Energy Aspects recently estimated an end-March carryout of 1.85 Tcf. Considering the mild start to February, even sustained colder-than-normal weather later this month (more than what recent forecasts have shown) might not make much of a dent in the storage cushion, according to the firm’s modeling.

“We ran our models assuming 5% and 10% colder-than-normal weather from Feb. 7 through end-February,” Energy Aspects said. “Under the 10% colder-than-normal scenario, our balances indicate an additional 135 Bcf of residential/commercial, industrial heating and power load demand…With all else being equal, even the overtly bullish 10% scenario would still leave our end-March inventory just above 1.7 Tcf.”

The significant net short position among speculators leaves open the possibility for a “temporary move up” driven by short covering, Energy Aspects said, but “such a large inventory overhang” will likely compel the market to “work some of that down ahead of the start of cooling season.”

Exports should help do at least some of the work of soaking up the excess supply.
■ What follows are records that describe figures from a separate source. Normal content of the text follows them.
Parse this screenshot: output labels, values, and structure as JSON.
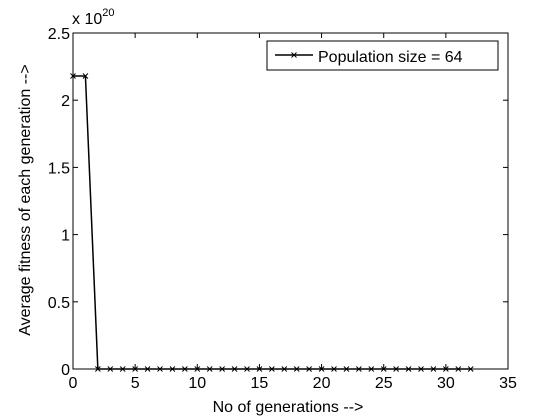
{
  "chart_data": {
    "type": "line",
    "xlabel": "No of generations -->",
    "ylabel": "Average fitness of each generation -->",
    "xlim": [
      0,
      35
    ],
    "ylim": [
      0,
      2.5
    ],
    "y_multiplier": "x 10^20",
    "y_multiplier_base": "x 10",
    "y_multiplier_exp": "20",
    "grid": false,
    "legend_position": "top-right",
    "x_ticks": [
      "0",
      "5",
      "10",
      "15",
      "20",
      "25",
      "30",
      "35"
    ],
    "y_ticks": [
      "0",
      "0.5",
      "1",
      "1.5",
      "2",
      "2.5"
    ],
    "series": [
      {
        "name": "Population size = 64",
        "color": "#000000",
        "marker": "x",
        "x": [
          0,
          1,
          2,
          3,
          4,
          5,
          6,
          7,
          8,
          9,
          10,
          11,
          12,
          13,
          14,
          15,
          16,
          17,
          18,
          19,
          20,
          21,
          22,
          23,
          24,
          25,
          26,
          27,
          28,
          29,
          30,
          31,
          32
        ],
        "y": [
          2.18,
          2.18,
          0,
          0,
          0,
          0,
          0,
          0,
          0,
          0,
          0,
          0,
          0,
          0,
          0,
          0,
          0,
          0,
          0,
          0,
          0,
          0,
          0,
          0,
          0,
          0,
          0,
          0,
          0,
          0,
          0,
          0,
          0
        ]
      }
    ]
  }
}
As of Monday, NGI’s LNG Insight showed total deliveries to U.S. LNG export terminals reaching 9.28 million Dth/d. Volumes have topped the 9 million Dth/d mark each day since Jan. 27.

The recent start of commercial service for Freeport LNG’s Train 2 has been “standalone bullish” for Houston Ship Channel (HSC) prices, according to RBN Energy LLC analyst Jason Ferguson. However, “new Permian supply into the coastal markets of Texas has more than met that rising demand and kept prices under pressure.”

“Back in 2018, HSC basis was trading at a consistent premium to Henry Hub as supply from the nearby Eagle Ford Shale slumped, demand from Mexico was rising and power demand for gas was increasing due to coal plant retirements,” Ferguson wrote in a recent blog. “2018 also pre-dated any of the major interstate pipeline flow reversals from Louisiana and any expansion of intrastate pipeline capacity from the Permian to the Gulf Coast.

“However, in 2019 HSC basis reversed course and began pricing well under Henry Hub…The initial price weakness at HSC was largely driven by a timing mismatch between the pipeline reversals meant to supply the new LNG export terminals in Texas and the actual completion of LNG export capacity there.”

This included a ramp up in flows into the HSC area on the Gulf South Pipeline in the spring of 2019 meant to supply the Freeport terminal, the analyst said.

“While Freeport has since ramped up its LNG export capacity,” Kinder Morgan Inc.’s 2 Bcf/d Gulf Coast Express pipeline has ramped up volumes flowing to the Texas Gulf Coast out of the Permian Basin over the same period, meaning “supply there has continued to outpace demand.”

Elsewhere on the exports front, Genscape Inc. said U.S. pipeline exports to Mexico declined over the weekend, but the firm is looking for volumes to increase later this week.

“Exports fell to as low as 5.14 Bcf/d this weekend and are only up to 5.23 Bcf/d for today,” Genscape senior natural gas analyst Rick Margolin said. “Volumes are low due to the weekend, mild weather and today being Constitution Day, a national banking holiday. The bulk of the drops has been on South Texas pipes, though volumes out of West Texas, Arizona and California are also down.

“The conclusion of” Monday’s holiday “should compel volumes to climb back into the 5.5 Bcf/d range for the rest of the week. Volumes could move higher next week as a warm front moves across the country, potentially generating cooling loads.”

Points throughout East and South Texas traded at a slight discount to Henry Hub in February bidweek. The S. TX Regional Avg. fell 25.5 cents to $1.790, while the E. TX. Regional Avg. sank 20.0 cents to $1.780.

Prices in West Texas came under more pronounced downward pressure as signs of congestion have continued in the producing region early in 2020. Waha tumbled 81.0 cents to average just 28.0 cents in February bidweek.